Savoir-faire refers to technical know-how and specialized expertise that certain procurement contracts—especially in defence and high-technology sectors—require bidders to maintain within Canada. It's less about what you buy and more about where the intellectual capacity to sustain it resides. Here's the thing: you won't find this term explicitly defined in the Supply Manual, but the concept shapes how departments like DND evaluate whether suppliers can develop and maintain critical capabilities domestically.
How It Works
When evaluating bids for sensitive contracts, procurement authorities look beyond the immediate deliverable. Can your team troubleshoot systems without calling headquarters in another country? Will knowledge transfer actually happen, or will you remain dependent on foreign experts for maintenance and upgrades? The emphasis is on building domestic capacity that persists after contract completion.

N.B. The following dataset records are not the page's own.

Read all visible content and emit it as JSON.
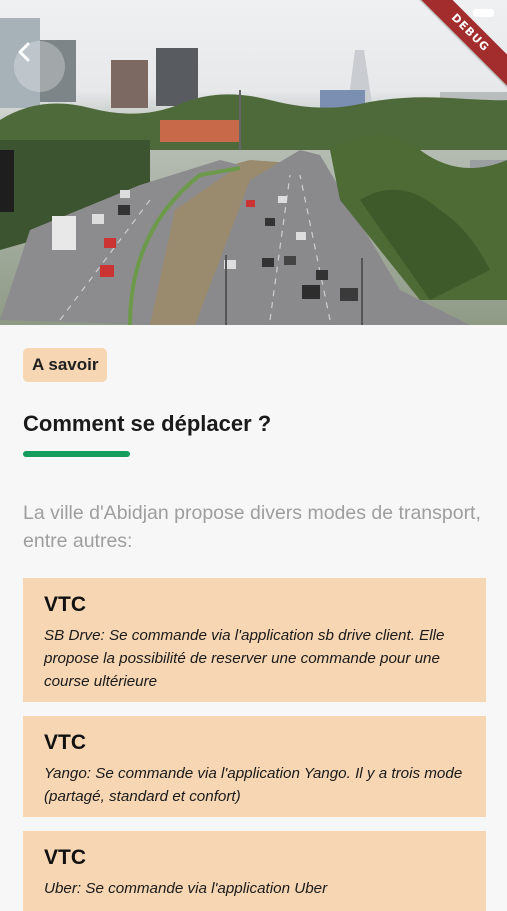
{
  "header": {
    "back_icon": "chevron-left-icon",
    "debug_banner": "DEBUG"
  },
  "section": {
    "badge": "A savoir",
    "title": "Comment se déplacer ?",
    "intro": "La ville d'Abidjan propose divers modes de transport, entre autres:"
  },
  "cards": [
    {
      "title": "VTC",
      "description": "SB Drve: Se commande via l'application sb drive client. Elle propose la possibilité de reserver une commande pour une course ultérieure"
    },
    {
      "title": "VTC",
      "description": "Yango: Se commande via l'application Yango. Il y a trois mode (partagé, standard et confort)"
    },
    {
      "title": "VTC",
      "description": "Uber: Se commande via l'application Uber"
    }
  ],
  "colors": {
    "accent_green": "#169c5e",
    "card_background": "#f7d6b3",
    "debug_red": "#a32c2c"
  }
}
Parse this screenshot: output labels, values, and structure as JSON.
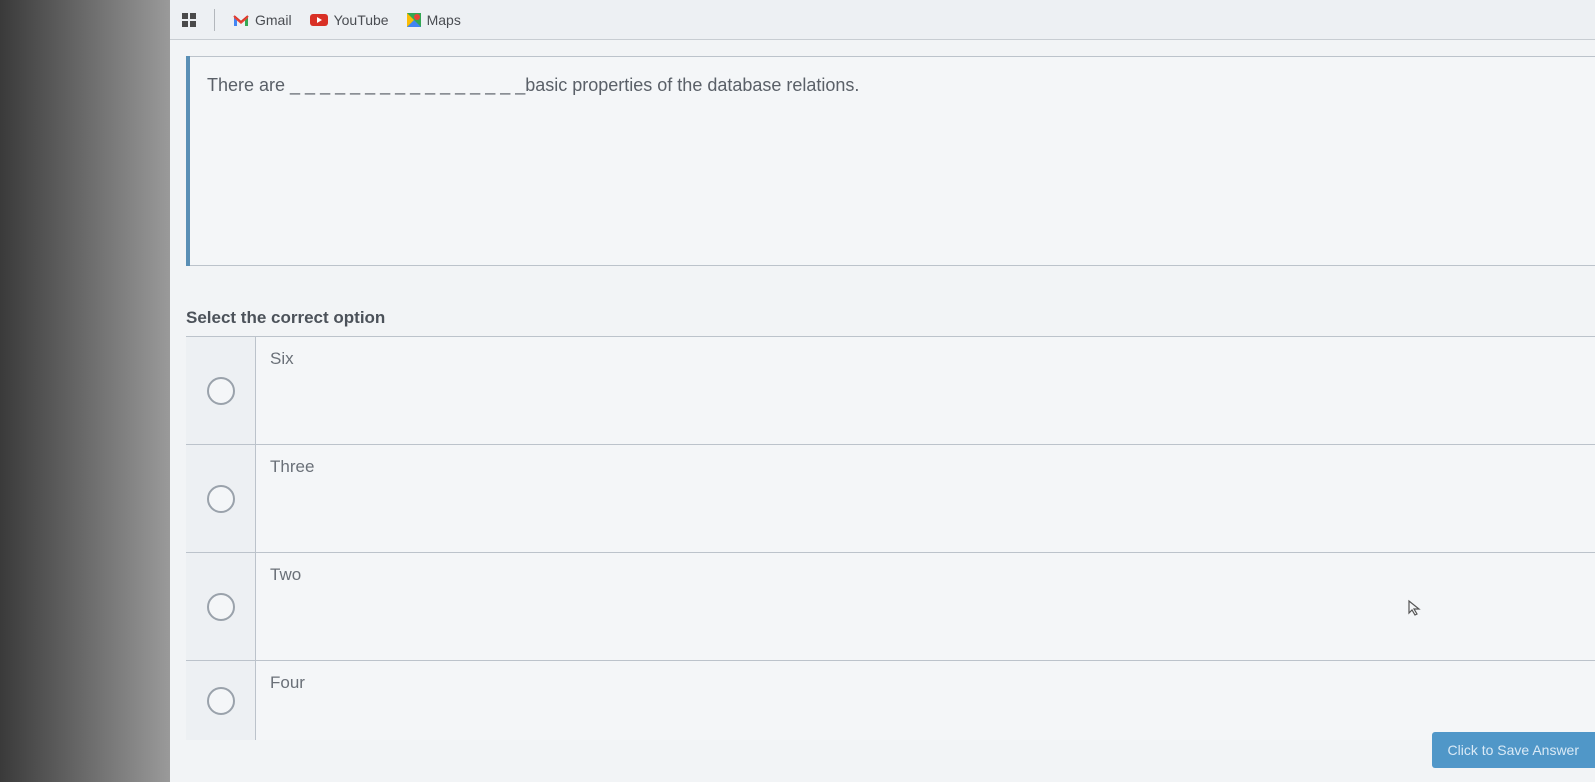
{
  "bookmarks": {
    "gmail": "Gmail",
    "youtube": "YouTube",
    "maps": "Maps"
  },
  "question": {
    "text": "There are _ _ _ _ _ _ _ _ _ _ _ _ _ _ _ _basic properties of the database relations."
  },
  "instruction": "Select the correct option",
  "options": [
    {
      "label": "Six"
    },
    {
      "label": "Three"
    },
    {
      "label": "Two"
    },
    {
      "label": "Four"
    }
  ],
  "save_button": "Click to Save Answer"
}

In practice, this plays out through technical evaluation criteria that probe your Canadian operations. You might need to demonstrate local engineering teams, domestic R&D facilities, or training programs that transfer specialized skills to Canadian personnel. Recent DND procurement reviews have examined how well evaluation criteria distinguish between suppliers with genuine domestic capabilities versus those simply establishing a corporate presence here while keeping expertise offshore—the difference matters. PSPC's solution-centered procurement arrangements explicitly consider a supplier's methodology and the expertise required to deliver value, which increasingly means that expertise needs to be accessible within Canadian borders.
The Treasury Board's competency profile for procurement specialists identifies technical skills as fundamental to effective contracting, reflecting how departments must assess whether suppliers bring transferable knowledge rather than black-box solutions. When you're bidding on contracts where savoir-faire matters, you're not just promising to deliver a product—you're committing to building or maintaining a knowledge base that Canada can access independently.
Key Considerations
- Documentation is everything. Be prepared to map out your Canadian workforce, their qualifications, and how knowledge flows within your domestic operations. Vague commitments to "hire locally" won't satisfy evaluators looking for genuine capability.
- Subcontracting arrangements get scrutiny. If your prime contractor status relies heavily on foreign subcontractors for technical expertise, expect questions about long-term sustainability and technology transfer provisions.
- This isn't protectionism by another name. The concern is operational sovereignty—ensuring Canada can maintain, adapt, and develop critical systems without depending entirely on external knowledge sources that might become unavailable.
- Think lifecycle, not just delivery. Your proposal needs to address how expertise will remain accessible throughout the contract period and, in some cases, how it transfers to government personnel or other Canadian entities afterward.
Related Terms
Canadian Content Policy, Technology Transfer Requirements, Industrial and Technological Benefits (ITB), Value Proposition
Sources
- Supply Manual - Public Services and Procurement Canada
- Compétences de la collectivité des approvisionnements - Treasury Board Secretariat
- Examen des pratiques d'approvisionnement du MDN - Office of the Procurement Ombud
If you're bidding on defence or high-tech contracts, start thinking about savoir-faire during proposal development, not when evaluators ask pointed questions about your Canadian expertise. The strongest bids demonstrate that capability retention isn't an afterthought—it's built into your operational model.